What is Apache Kafka?
Apache Kafka is an open-source distributed event streaming platform capable of handling trillions of events per day. Originally developed at LinkedIn and open-sourced in 2011, it's now maintained by the Apache Software Foundation.
Core Concepts
Topics
A topic is a category/feed name to which records are published. Topics are partitioned for parallelism:
Topic: user-events
├── Partition 0: [event1, event4, event7...]
├── Partition 1: [event2, event5, event8...]
└── Partition 2: [event3, event6, event9...]
Producers & Consumers
[Producer A] ──┐
[Producer B] ──┼──► [Kafka Topic] ──┬──► [Consumer 1]

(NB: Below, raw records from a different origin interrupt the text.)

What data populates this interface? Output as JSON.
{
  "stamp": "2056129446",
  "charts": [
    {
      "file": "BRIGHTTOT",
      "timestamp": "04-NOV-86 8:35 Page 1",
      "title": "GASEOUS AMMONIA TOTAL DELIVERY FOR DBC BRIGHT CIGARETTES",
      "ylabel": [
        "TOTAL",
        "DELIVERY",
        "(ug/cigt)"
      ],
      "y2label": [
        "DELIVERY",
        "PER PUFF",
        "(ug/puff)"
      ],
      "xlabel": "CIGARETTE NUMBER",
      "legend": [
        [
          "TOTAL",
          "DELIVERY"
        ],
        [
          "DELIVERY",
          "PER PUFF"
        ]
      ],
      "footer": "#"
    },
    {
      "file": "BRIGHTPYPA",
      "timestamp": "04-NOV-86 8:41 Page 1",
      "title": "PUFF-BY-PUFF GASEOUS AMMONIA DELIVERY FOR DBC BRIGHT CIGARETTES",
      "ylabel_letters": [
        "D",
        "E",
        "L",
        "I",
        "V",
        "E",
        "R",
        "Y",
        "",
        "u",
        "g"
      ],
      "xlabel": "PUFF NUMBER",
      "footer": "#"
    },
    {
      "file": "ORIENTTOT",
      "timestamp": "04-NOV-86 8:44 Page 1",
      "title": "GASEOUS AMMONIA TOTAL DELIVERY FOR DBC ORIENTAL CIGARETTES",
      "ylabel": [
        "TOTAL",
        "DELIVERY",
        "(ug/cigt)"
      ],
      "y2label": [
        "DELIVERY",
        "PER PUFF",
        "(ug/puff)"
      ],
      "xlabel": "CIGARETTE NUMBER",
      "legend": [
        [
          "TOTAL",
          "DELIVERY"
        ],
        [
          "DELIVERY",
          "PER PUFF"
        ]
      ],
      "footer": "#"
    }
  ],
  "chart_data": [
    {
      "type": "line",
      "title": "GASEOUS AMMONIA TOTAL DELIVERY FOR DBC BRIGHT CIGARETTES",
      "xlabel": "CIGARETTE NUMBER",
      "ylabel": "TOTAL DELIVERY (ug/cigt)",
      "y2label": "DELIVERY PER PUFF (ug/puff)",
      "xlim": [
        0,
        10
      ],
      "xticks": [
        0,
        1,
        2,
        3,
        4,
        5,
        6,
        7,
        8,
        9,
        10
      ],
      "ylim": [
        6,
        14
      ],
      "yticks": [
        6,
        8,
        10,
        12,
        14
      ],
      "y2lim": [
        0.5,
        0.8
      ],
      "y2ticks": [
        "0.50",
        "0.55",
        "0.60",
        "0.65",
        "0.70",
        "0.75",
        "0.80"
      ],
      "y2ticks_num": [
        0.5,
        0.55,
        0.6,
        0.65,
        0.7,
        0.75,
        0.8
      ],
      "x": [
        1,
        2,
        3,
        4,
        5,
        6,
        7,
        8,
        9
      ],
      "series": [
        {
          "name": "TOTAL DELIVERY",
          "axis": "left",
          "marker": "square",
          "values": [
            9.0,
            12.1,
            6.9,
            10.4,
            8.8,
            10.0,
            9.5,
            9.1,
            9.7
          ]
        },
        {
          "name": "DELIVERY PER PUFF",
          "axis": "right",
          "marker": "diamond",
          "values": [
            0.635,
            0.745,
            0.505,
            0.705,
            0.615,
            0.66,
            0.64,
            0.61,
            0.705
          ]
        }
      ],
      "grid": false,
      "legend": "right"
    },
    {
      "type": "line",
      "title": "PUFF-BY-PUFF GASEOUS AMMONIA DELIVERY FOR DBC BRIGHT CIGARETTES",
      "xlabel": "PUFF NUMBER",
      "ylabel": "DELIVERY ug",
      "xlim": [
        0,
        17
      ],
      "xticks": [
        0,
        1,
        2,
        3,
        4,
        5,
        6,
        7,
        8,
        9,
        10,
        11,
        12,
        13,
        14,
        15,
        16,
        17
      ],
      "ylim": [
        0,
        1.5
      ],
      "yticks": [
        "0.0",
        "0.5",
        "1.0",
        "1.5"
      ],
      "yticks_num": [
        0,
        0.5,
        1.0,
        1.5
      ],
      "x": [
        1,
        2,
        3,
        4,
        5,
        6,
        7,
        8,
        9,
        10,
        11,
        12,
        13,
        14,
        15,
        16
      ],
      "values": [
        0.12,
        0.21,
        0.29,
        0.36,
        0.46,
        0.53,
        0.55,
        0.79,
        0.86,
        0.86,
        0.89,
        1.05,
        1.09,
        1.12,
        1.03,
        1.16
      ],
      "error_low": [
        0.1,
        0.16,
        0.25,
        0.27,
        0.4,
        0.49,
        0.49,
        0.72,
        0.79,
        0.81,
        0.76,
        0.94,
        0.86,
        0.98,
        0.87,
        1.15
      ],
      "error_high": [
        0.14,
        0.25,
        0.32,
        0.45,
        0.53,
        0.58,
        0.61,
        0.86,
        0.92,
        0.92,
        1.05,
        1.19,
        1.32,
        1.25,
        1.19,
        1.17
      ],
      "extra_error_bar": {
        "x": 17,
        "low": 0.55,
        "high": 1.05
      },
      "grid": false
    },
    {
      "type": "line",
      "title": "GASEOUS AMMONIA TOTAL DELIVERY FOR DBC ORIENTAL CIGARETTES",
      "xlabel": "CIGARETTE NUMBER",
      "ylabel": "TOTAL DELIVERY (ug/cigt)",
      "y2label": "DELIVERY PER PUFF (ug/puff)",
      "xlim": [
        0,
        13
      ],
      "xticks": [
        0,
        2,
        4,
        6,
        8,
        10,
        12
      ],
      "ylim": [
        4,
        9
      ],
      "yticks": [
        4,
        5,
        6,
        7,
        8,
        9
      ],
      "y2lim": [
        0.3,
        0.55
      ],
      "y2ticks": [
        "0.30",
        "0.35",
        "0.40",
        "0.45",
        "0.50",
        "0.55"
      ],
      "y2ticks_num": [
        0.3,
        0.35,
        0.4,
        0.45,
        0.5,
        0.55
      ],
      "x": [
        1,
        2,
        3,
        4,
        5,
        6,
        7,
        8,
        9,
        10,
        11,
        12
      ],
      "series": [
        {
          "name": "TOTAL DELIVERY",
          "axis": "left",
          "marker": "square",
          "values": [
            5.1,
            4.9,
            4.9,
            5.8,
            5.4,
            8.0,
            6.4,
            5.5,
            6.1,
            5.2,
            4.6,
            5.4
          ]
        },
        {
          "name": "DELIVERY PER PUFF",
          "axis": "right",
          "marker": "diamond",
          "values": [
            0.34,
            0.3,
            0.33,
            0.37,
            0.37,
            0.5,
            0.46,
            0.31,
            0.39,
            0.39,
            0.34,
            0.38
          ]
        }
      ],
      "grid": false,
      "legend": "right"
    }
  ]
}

[Producer C] ──┘ └──► [Consumer 2]
Consumer Groups
Consumers in a group share partitions for parallel processing:
Consumer Group: analytics
├── Consumer 1 → Partition 0, 1
└── Consumer 2 → Partition 2
Brokers
Kafka runs as a cluster of servers (brokers) that store and serve data.
Key Features
| Feature | Description |
|---|---|
| Durability | Messages persisted to disk, replicated |
| Scalability | Horizontal scaling via partitions |
| Speed | Millions of messages/second |
| Ordering | Guaranteed within partition |
| Retention | Configurable (time or size based) |
Use Cases
- Event Sourcing - Store all state changes as events
- Log Aggregation - Collect logs from multiple services
- Stream Processing - Real-time data transformations
- Message Queue - Decouple microservices
- Change Data Capture - Sync database changes
Python Example
from kafka import KafkaProducer, KafkaConsumer
import json
# Producer
producer = KafkaProducer(
bootstrap_servers=["localhost:9092"],
value_serializer=lambda v: json.dumps(v).encode()
)
producer.send("user-events", {"user_id": 123, "action": "login"})
producer.flush()
# Consumer
consumer = KafkaConsumer(
"user-events",
bootstrap_servers=["localhost:9092"],
group_id="analytics",
value_deserializer=lambda m: json.loads(m.decode())
)
for message in consumer:
print(f"Received: {message.value}")
Kafka vs Alternatives
| Feature | Kafka | RabbitMQ | Redis Streams |
|---|---|---|---|
| Throughput | Very High | Medium | High |
| Persistence | Yes | Optional | Yes |
| Ordering | Per partition | Per queue | Yes |
| Replay | Yes | No | Yes |
| Complexity | High | Medium | Low |
Ecosystem
- Kafka Streams - Stream processing library
- Kafka Connect - Data integration framework
- Schema Registry - Schema management (Avro, Protobuf)
- ksqlDB - SQL interface for stream processing
When to Use Kafka
✅ High throughput requirements (100k+ msg/sec)
✅ Event sourcing / audit logs
✅ Real-time analytics pipelines
✅ Microservices communication at scale
❌ Simple pub/sub with few consumers
❌ Low latency requirements (<10ms)
❌ Small-scale applications